For the data archivist it is crucial to think about long-term preservation formats and how to handle personal data to comply with current legislation, such as the General Data Protection Regulation (GDPR) (CESSDA Training Team 2017-2022), to make sure that the data they offer remains available and reusable for their users over time.
Formats
Digital curators often face the challenge that data and documentation are not prepared in formats suitable for long-term preservation. The safest option to guarantee long-term data access and usable data is to convert data to standard formats that most software are capable of interpreting, and that are suitable for data interchange and transformation. This typically means using open or standard formats (such as OpenDocument Format or ODF, ASCII, tab-delimited format, comma-separated values or XML) instead of proprietary ones.
Proprietary file formats are often not backwards compatible and therefore run the risk of becoming inaccessible when newer versions develop. Some proprietary formats (such as Microsoft Rich Text Format, Microsoft Excel and SPSS) are widely used and likely to be accessible for a reasonable time. However, this will still not be unlimited, and therefore even these widely used formats are not the most suited for long-term sustainability and accessibility, see 'DMEG - Chapter 6 Archive and Publish (CESSDA Training Team 2017-2022).
Even when data cannot be deposited in sustainable data formats, data curators have a responsibility to ensure a long life of data. One of the tasks to satisfy this could be to transform data and documentation into formats suitable for long-term preservation.
More information on formats is available in File formats and data conversion (CESSDA Training Team 2017-2022).
(Sensitive) personal data
Data producers can deposit both, ‘raw’ (primary data that is not transformed in any way) and/or anonymised data. In practice, data archives often receive and accept ‘raw’ data. If it includes personal data, archivists usually work closely with data producers to make a decision regarding anonymisation, since only anonymised data (i.e. data that do not contain any information that may lead to the identification of a particular individual) can be shared/distributed to secondary users. If datasets contain too much personal information and the deletion of all this information would severely limit the scientific value of the data, the data are usually left as they are and the access to these datsets is restricted. This does not apply if data sharing is stated explicitly in a consent form, e.g. when respondents approved the sharing their data.

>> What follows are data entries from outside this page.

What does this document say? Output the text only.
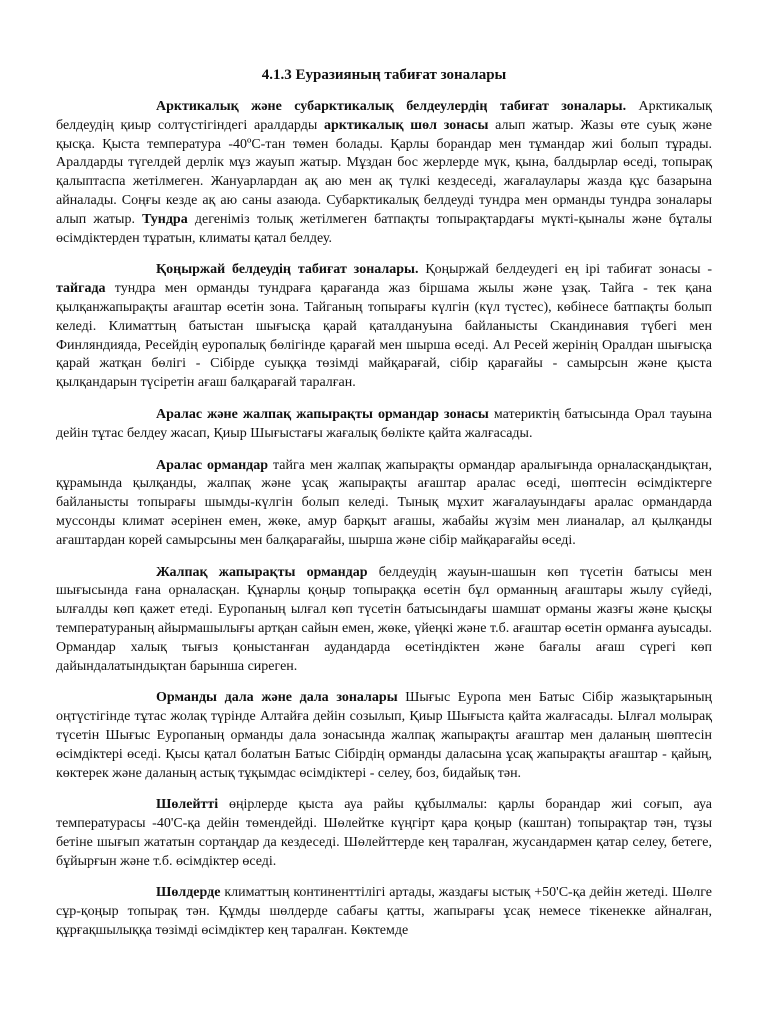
4.1.3 Еуразияның табиғат зоналары

Арктикалық және субарктикалық белдеулердің табиғат зоналары. Арктикалық белдеудің қиыр солтүстігіндегі аралдарды арктикалық шөл зонасы алып жатыр. Жазы өте суық және қысқа. Қыста температура -40ºС-тан төмен болады. Қарлы борандар мен тұмандар жиі болып тұрады. Аралдарды түгелдей дерлік мұз жауып жатыр. Мұздан бос жерлерде мүк, қына, балдырлар өседі, топырақ қалыптаспа жетілмеген. Жануарлардан ақ аю мен ақ түлкі кездеседі, жағалаулары жазда құс базарына айналады. Соңғы кезде ақ аю саны азаюда. Субарктикалық белдеуді тундра мен орманды тундра зоналары алып жатыр. Тундра дегеніміз толық жетілмеген батпақты топырақтардағы мүкті-қыналы және бұталы өсімдіктерден тұратын, климаты қатал белдеу.

Қоңыржай белдеудің табиғат зоналары. Қоңыржай белдеудегі ең ірі табиғат зонасы - тайгада тундра мен орманды тундраға қарағанда жаз біршама жылы және ұзақ. Тайга - тек қана қылқанжапырақты ағаштар өсетін зона. Тайганың топырағы күлгін (күл түстес), көбінесе батпақты болып келеді. Климаттың батыстан шығысқа қарай қаталдануына байланысты Скандинавия түбегі мен Финляндияда, Ресейдің еуропалық бөлігінде қарағай мен шырша өседі. Ал Ресей жерінің Оралдан шығысқа қарай жатқан бөлігі - Сібірде суыққа төзімді майқарағай, сібір қарағайы - самырсын және қыста қылқандарын түсіретін ағаш балқарағай таралған.

Аралас және жалпақ жапырақты ормандар зонасы материктің батысында Орал тауына дейін тұтас белдеу жасап, Қиыр Шығыстағы жағалық бөлікте қайта жалғасады.

Аралас ормандар тайга мен жалпақ жапырақты ормандар аралығында орналасқандықтан, құрамында қылқанды, жалпақ және ұсақ жапырақты ағаштар аралас өседі, шөптесін өсімдіктерге байланысты топырағы шымды-күлгін болып келеді. Тынық мұхит жағалауындағы аралас ормандарда муссонды климат әсерінен емен, жөке, амур барқыт ағашы, жабайы жүзім мен лианалар, ал қылқанды ағаштардан корей самырсыны мен балқарағайы, шырша және сібір майқарағайы өседі.

Жалпақ жапырақты ормандар белдеудің жауын-шашын көп түсетін батысы мен шығысында ғана орналасқан. Құнарлы қоңыр топыраққа өсетін бұл орманның ағаштары жылу сүйеді, ылғалды көп қажет етеді. Еуропаның ылғал көп түсетін батысындағы шамшат орманы жазғы және қысқы температураның айырмашылығы артқан сайын емен, жөке, үйеңкі және т.б. ағаштар өсетін орманға ауысады. Ормандар халық тығыз қоныстанған аудандарда өсетіндіктен және бағалы ағаш сүрегі көп дайындалатындықтан барынша сиреген.

Орманды дала және дала зоналары Шығыс Еуропа мен Батыс Сібір жазықтарының оңтүстігінде тұтас жолақ түрінде Алтайға дейін созылып, Қиыр Шығыста қайта жалғасады. Ылғал молырақ түсетін Шығыс Еуропаның орманды дала зонасында жалпақ жапырақты ағаштар мен даланың шөптесін өсімдіктері өседі. Қысы қатал болатын Батыс Сібірдің орманды даласына ұсақ жапырақты ағаштар - қайың, көктерек және даланың астық тұқымдас өсімдіктері - селеу, боз, бидайық тән.

Шөлейтті өңірлерде қыста ауа райы құбылмалы: қарлы борандар жиі соғып, ауа температурасы -40'С-қа дейін төмендейді. Шөлейтке күңгірт қара қоңыр (каштан) топырақтар тән, тұзы бетіне шығып жататын сортаңдар да кездеседі. Шөлейттерде кең таралған, жусандармен қатар селеу, бетеге, бұйырғын және т.б. өсімдіктер өседі.

Шөлдерде климаттың континенттілігі артады, жаздағы ыстық +50'С-қа дейін жетеді. Шөлге сұр-қоңыр топырақ тән. Құмды шөлдерде сабағы қатты, жапырағы ұсақ немесе тікенекке айналған, құрғақшылыққа төзімді өсімдіктер кең таралған. Көктемде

See the section What are relevant legislations and legal questions in relation to data archiving? for more information on personal data and legislation.
Find out more about your archive
Here are some questions that you can ask yourself to learn more about your archive:
- What kinds of data does your archive generally receive?
- How can your archive's data be accessed by users? Do you have an interface or website? How can users search your data holdings?
- Does your archive advise data depositors on preferred file formats?
- Can you find example consent forms in the archive or on websites?
- Do you have a colleague responsible for the handling of sensitive data? What do they do?